Kiat Mempertahankan Eksistensi Brand Lokal di Tengah Pandemi

Lutfi Dwi Puji Astuti, Diza Liane Sahputri
·Bacaan 1 menit

VIVA – Mempertahankan eksistensi sebuah brand lokal di tengah pandemi, tentu menjadi tantangan tersendiri bagi banyak pengusaha. Hal yang sama dirasakan oleh Mayuko Haznam Brand owner dari Ayano Brand, Safiya Clothing Line dan Aharyacitta.

Wanita yang juga mantan model era 90-an ini juga mengakui, di tengah Pandemi ini cukup sulit untuk bisa terus mempertahankan brandnya. Untuk itu, sejumlah kiat dilakukan agar mampu mempertahankan roda ekonomi dan jalannya usaha dari brand tersebut.

Seperti memaksimalkan penggunaan bahan hingga nyaris tidak ada yang tidak dimanfaatkan. Selain itu, bahan yang tak tersisa tentu mengurangi limbah bahan baku yang bisa mencemari lingkungan.

Kiat-kiat tersebut rupanya telah dilakoni sejak tahun 2017 lalu dan kian diperketat di saat pandemi melanda.

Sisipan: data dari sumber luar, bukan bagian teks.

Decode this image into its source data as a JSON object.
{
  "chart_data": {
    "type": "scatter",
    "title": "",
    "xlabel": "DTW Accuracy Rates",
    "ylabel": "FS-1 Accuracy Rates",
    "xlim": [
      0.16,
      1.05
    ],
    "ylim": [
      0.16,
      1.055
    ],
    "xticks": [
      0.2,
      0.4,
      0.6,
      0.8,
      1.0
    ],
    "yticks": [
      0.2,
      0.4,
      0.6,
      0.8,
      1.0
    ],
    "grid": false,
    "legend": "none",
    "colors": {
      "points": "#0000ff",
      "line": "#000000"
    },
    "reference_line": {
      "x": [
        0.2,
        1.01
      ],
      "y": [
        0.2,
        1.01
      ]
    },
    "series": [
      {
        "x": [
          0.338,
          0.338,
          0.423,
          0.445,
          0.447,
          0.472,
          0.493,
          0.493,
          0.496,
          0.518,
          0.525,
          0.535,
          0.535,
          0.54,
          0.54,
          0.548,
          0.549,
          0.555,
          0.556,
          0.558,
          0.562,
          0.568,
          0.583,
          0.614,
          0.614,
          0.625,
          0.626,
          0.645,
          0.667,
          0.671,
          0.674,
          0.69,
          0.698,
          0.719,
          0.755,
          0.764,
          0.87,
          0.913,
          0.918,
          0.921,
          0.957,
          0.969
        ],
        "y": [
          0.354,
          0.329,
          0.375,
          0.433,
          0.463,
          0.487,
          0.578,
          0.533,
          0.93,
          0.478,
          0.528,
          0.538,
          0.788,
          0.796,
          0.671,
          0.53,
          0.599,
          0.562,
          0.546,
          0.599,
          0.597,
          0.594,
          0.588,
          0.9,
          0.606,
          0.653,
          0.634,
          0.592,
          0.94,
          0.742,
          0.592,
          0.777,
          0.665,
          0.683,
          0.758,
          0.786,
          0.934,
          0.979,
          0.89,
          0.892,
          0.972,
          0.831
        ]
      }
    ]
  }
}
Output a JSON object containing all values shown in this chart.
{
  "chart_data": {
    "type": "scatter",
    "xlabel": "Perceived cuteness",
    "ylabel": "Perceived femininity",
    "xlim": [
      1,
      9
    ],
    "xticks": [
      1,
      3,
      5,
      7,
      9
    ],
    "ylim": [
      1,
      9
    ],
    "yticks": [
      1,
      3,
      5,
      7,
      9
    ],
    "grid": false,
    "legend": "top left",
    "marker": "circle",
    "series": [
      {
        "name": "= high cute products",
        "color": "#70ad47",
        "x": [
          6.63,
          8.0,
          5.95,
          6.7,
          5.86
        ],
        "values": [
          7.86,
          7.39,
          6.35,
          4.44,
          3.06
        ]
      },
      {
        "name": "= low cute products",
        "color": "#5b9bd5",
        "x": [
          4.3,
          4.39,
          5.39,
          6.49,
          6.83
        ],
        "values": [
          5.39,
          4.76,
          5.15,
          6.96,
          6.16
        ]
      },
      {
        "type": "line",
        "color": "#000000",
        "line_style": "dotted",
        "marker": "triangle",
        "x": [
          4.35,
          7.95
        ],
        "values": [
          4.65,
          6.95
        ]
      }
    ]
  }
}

Hingga kini, upaya tersebut cukup konsisten dan dilakukan terus menerus.

"Kami sangat environment concious dalam mengembangkan karya Karya kami" terang wanita yang juga dikenal dengan nama Mayuko Anantawikrama.

Di sisi lain, penghematan bahan tersebut sudah menjadi tren yang kian disadari oleh banyak pihak saat ini, baik itu produsen maupun konsumen. Dengan begitu, memaksimalkan pemakaian bahan akan membuat industri fashion kian mengasah kreativitasnya.

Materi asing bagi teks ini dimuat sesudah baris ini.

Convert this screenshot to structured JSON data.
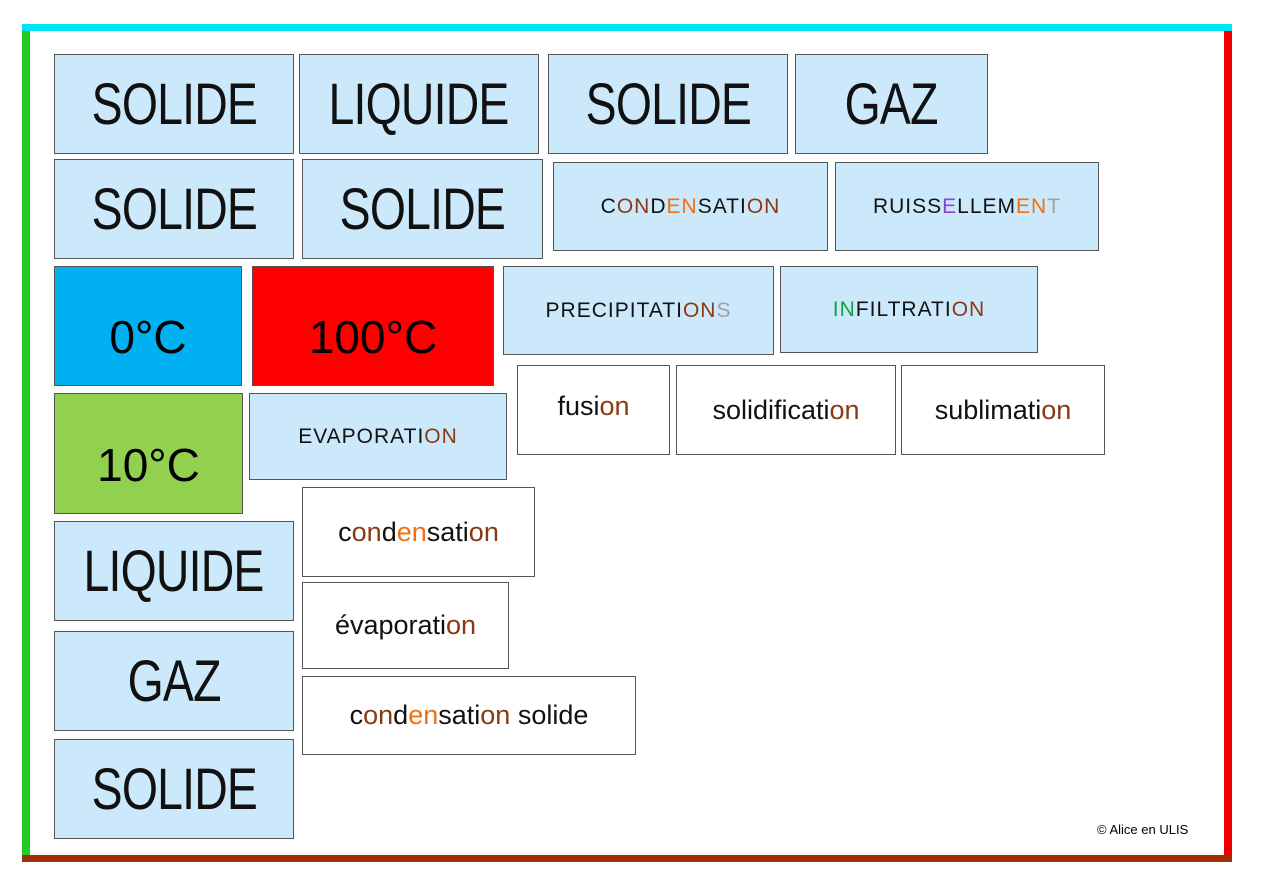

"Tren dunia yang juga semakin sadar akan pentingnya menjaga lingungkan mendorong kami untuk semakin kreatif dalam memaksimalkan pemanfaatan bahan," ungkapnya lagi.

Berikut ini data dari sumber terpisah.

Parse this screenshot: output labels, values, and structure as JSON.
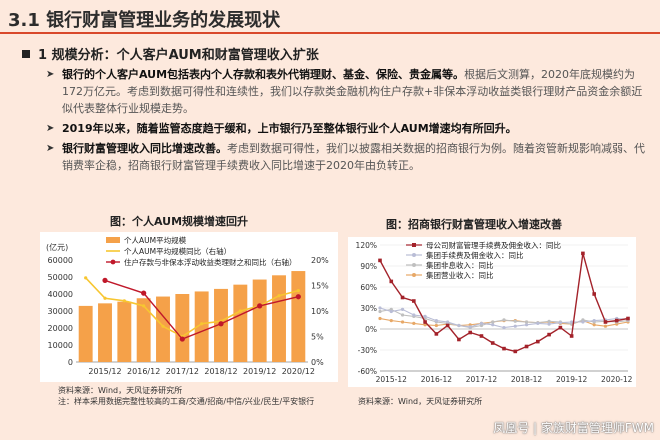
{
  "page": {
    "title": "3.1 银行财富管理业务的发展现状",
    "subheading": "1 规模分析：个人客户AUM和财富管理收入扩张",
    "bullets": [
      {
        "bold": "银行的个人客户AUM包括表内个人存款和表外代销理财、基金、保险、贵金属等。",
        "rest": "根据后文测算，2020年底规模约为172万亿元。考虑到数据可得性和连续性，我们以存款类金融机构住户存款+非保本浮动收益类银行理财产品资金余额近似代表整体行业规模走势。"
      },
      {
        "bold": "2019年以来，随着监管态度趋于缓和，上市银行乃至整体银行业个人AUM增速均有所回升。",
        "rest": ""
      },
      {
        "bold": "银行财富管理收入同比增速改善。",
        "rest": "考虑到数据可得性，我们以披露相关数据的招商银行为例。随着资管新规影响减弱、代销费率企稳，招商银行财富管理手续费收入同比增速于2020年由负转正。"
      }
    ],
    "watermark": "凤凰号 | 家族财富管理师FWM"
  },
  "left_chart": {
    "caption": "图：个人AUM规模增速回升",
    "unit_label": "(亿元)",
    "source": "资料来源：Wind，天风证券研究所",
    "note": "注：样本采用数据完整性较高的工商/交通/招商/中信/兴业/民生/平安银行"
  },
  "right_chart": {
    "caption": "图：招商银行财富管理收入增速改善",
    "source": "资料来源：Wind，天风证券研究所"
  },
  "chart_data": [
    {
      "type": "bar",
      "title": "图：个人AUM规模增速回升",
      "ylabel": "(亿元)",
      "ylim": [
        0,
        60000
      ],
      "y_ticks": [
        "0",
        "10000",
        "20000",
        "30000",
        "40000",
        "50000",
        "60000"
      ],
      "ylim_right": [
        0,
        0.2
      ],
      "y_ticks_right": [
        "0%",
        "5%",
        "10%",
        "15%",
        "20%"
      ],
      "x_tick_labels": [
        "2015/12",
        "2016/12",
        "2017/12",
        "2018/12",
        "2019/12",
        "2020/12"
      ],
      "categories": [
        "2015/06",
        "2015/12",
        "2016/06",
        "2016/12",
        "2017/06",
        "2017/12",
        "2018/06",
        "2018/12",
        "2019/06",
        "2019/12",
        "2020/06",
        "2020/12"
      ],
      "legend": [
        "个人AUM平均规模",
        "个人AUM平均规模同比（右轴）",
        "住户存款与非保本浮动收益类理财之和同比（右轴）"
      ],
      "series": [
        {
          "name": "个人AUM平均规模",
          "kind": "bar",
          "axis": "left",
          "color": "#f5a149",
          "values": [
            33000,
            34500,
            35500,
            37500,
            38500,
            40000,
            41500,
            43000,
            45500,
            48500,
            51000,
            53500
          ]
        },
        {
          "name": "个人AUM平均规模同比（右轴）",
          "kind": "line",
          "axis": "right",
          "color": "#f7c631",
          "values": [
            0.165,
            0.125,
            0.12,
            0.11,
            0.07,
            0.05,
            0.075,
            0.08,
            0.1,
            0.11,
            0.13,
            0.14
          ]
        },
        {
          "name": "住户存款与非保本浮动收益类理财之和同比（右轴）",
          "kind": "line",
          "axis": "right",
          "color": "#c0182a",
          "values": [
            null,
            0.16,
            null,
            0.135,
            null,
            0.045,
            null,
            0.075,
            null,
            0.11,
            null,
            0.128
          ]
        }
      ],
      "legend_position": "top"
    },
    {
      "type": "line",
      "title": "图：招商银行财富管理收入增速改善",
      "ylim": [
        -0.6,
        1.2
      ],
      "y_ticks": [
        "-60%",
        "-30%",
        "0%",
        "30%",
        "60%",
        "90%",
        "120%"
      ],
      "x_tick_labels": [
        "2015-12",
        "2016-12",
        "2017-12",
        "2018-12",
        "2019-12",
        "2020-12"
      ],
      "x_tick_positions": [
        1,
        5,
        9,
        13,
        17,
        21
      ],
      "x": [
        "2015-09",
        "2015-12",
        "2016-03",
        "2016-06",
        "2016-09",
        "2016-12",
        "2017-03",
        "2017-06",
        "2017-09",
        "2017-12",
        "2018-03",
        "2018-06",
        "2018-09",
        "2018-12",
        "2019-03",
        "2019-06",
        "2019-09",
        "2019-12",
        "2020-03",
        "2020-06",
        "2020-09",
        "2020-12",
        "2021-03"
      ],
      "legend": [
        "母公司财富管理手续费及佣金收入：同比",
        "集团手续费及佣金收入：同比",
        "集团非息收入：同比",
        "集团营业收入：同比"
      ],
      "series": [
        {
          "name": "母公司财富管理手续费及佣金收入：同比",
          "color": "#a3222a",
          "values": [
            0.98,
            0.68,
            0.45,
            0.4,
            0.1,
            -0.07,
            0.05,
            -0.15,
            -0.05,
            -0.1,
            -0.2,
            -0.28,
            -0.32,
            -0.25,
            -0.18,
            -0.08,
            0.02,
            -0.1,
            1.08,
            0.5,
            0.1,
            0.12,
            0.15
          ]
        },
        {
          "name": "集团手续费及佣金收入：同比",
          "color": "#b9bdd6",
          "values": [
            0.3,
            0.25,
            0.28,
            0.2,
            0.18,
            0.12,
            0.1,
            0.05,
            0.03,
            0.08,
            0.06,
            0.02,
            0.04,
            0.06,
            0.08,
            0.07,
            0.09,
            0.1,
            0.1,
            0.12,
            0.13,
            0.15,
            0.14
          ]
        },
        {
          "name": "集团非息收入：同比",
          "color": "#bfbfbf",
          "values": [
            0.25,
            0.28,
            0.2,
            0.18,
            0.15,
            0.1,
            0.08,
            0.05,
            0.02,
            0.05,
            0.1,
            0.13,
            0.11,
            0.1,
            0.09,
            0.11,
            0.1,
            0.07,
            0.13,
            0.1,
            0.11,
            0.1,
            0.12
          ]
        },
        {
          "name": "集团营业收入：同比",
          "color": "#e7a867",
          "values": [
            0.15,
            0.12,
            0.1,
            0.08,
            0.06,
            0.05,
            0.07,
            0.05,
            0.06,
            0.08,
            0.1,
            0.12,
            0.12,
            0.1,
            0.09,
            0.1,
            0.08,
            0.07,
            0.12,
            0.06,
            0.04,
            0.07,
            0.1
          ]
        }
      ],
      "legend_position": "top-center"
    }
  ]
}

Sebagai pelaku UKM diskusi oleh Mayuko bahwa menjaga kesinambungan supply chain bukan hal yang mudah. Mayuko berharap, kiat yang telah dijalaninya itu akan membuat brand miliknya bisa menciptakan karya lebih banyak dan bertahan di tengah pandemi.

"Tapi kami akan berjalan terus mempertahankan Brand kami dengan terus mencoba berbagai Inovasi pemanfaatan bahan," tutup Mayuko dalam perbincangan singkat dengan VIVA.